Besides the claim that Nigerians are keeping more money in banks with the rise in total deposits, she also said results of stress tests showed resilience of banks’ solvency and liquidity ratios in response to potential severe macroeconomic shocks.

“The Bank must remain vigilant to proactively manage probable macro risks to the financial system such as lingering spillover effects of the pandemic, winding down industry forbearance portfolio, and other risks to financial stability such as exchange rate, operational and cyber security risks,” she added.

A member of the MPC, Folashodun Shonubi, said the financial sector recorded some significant growth during the period including deposits in the bank .

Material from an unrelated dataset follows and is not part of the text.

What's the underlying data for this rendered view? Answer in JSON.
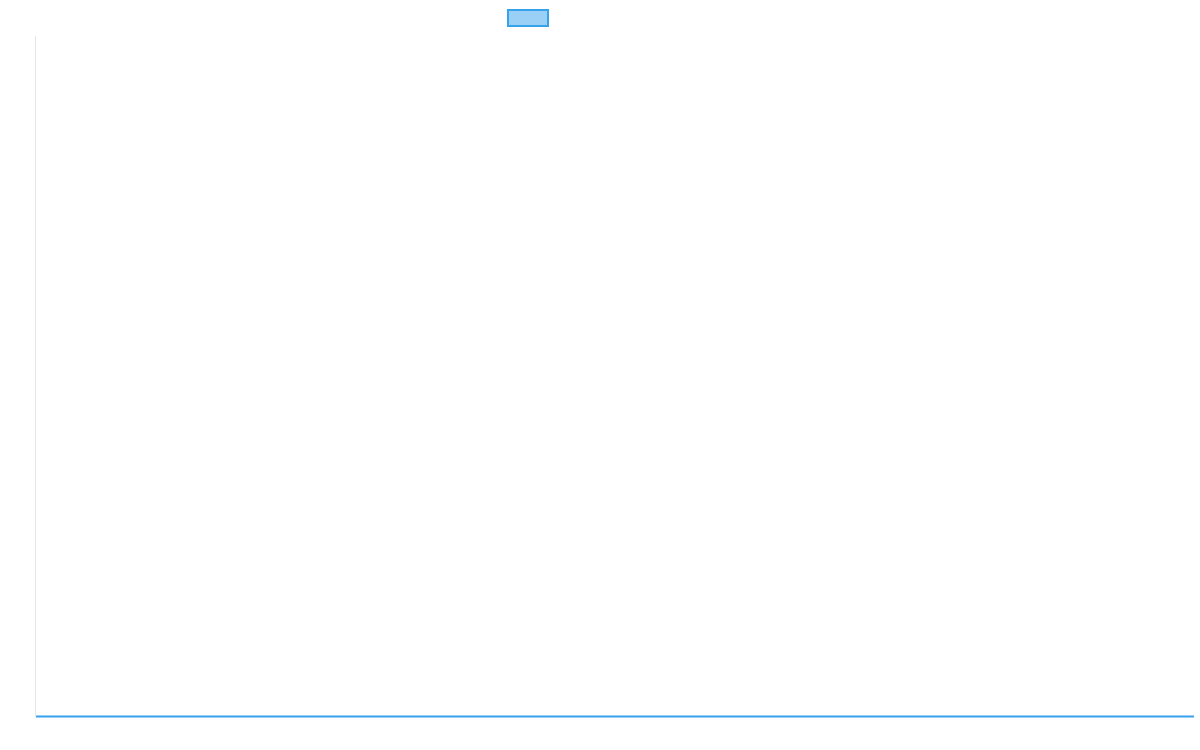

He said, “Prudential indicators in the banking sector remained within acceptable levels, highlighting resilience of the sector.

“Even as total asset, deposit and credit maintained their upward trend, the non-performing loans ratio improved further to 4.95 per cent, below the prudential maximum of 5.0 per cent.

“Industry capital adequacy and liquidity ratio were maintained within regulatory thresholds, though returns on equity and investment recorded muted improvement, reflecting the high operational cost and tight operating environment.”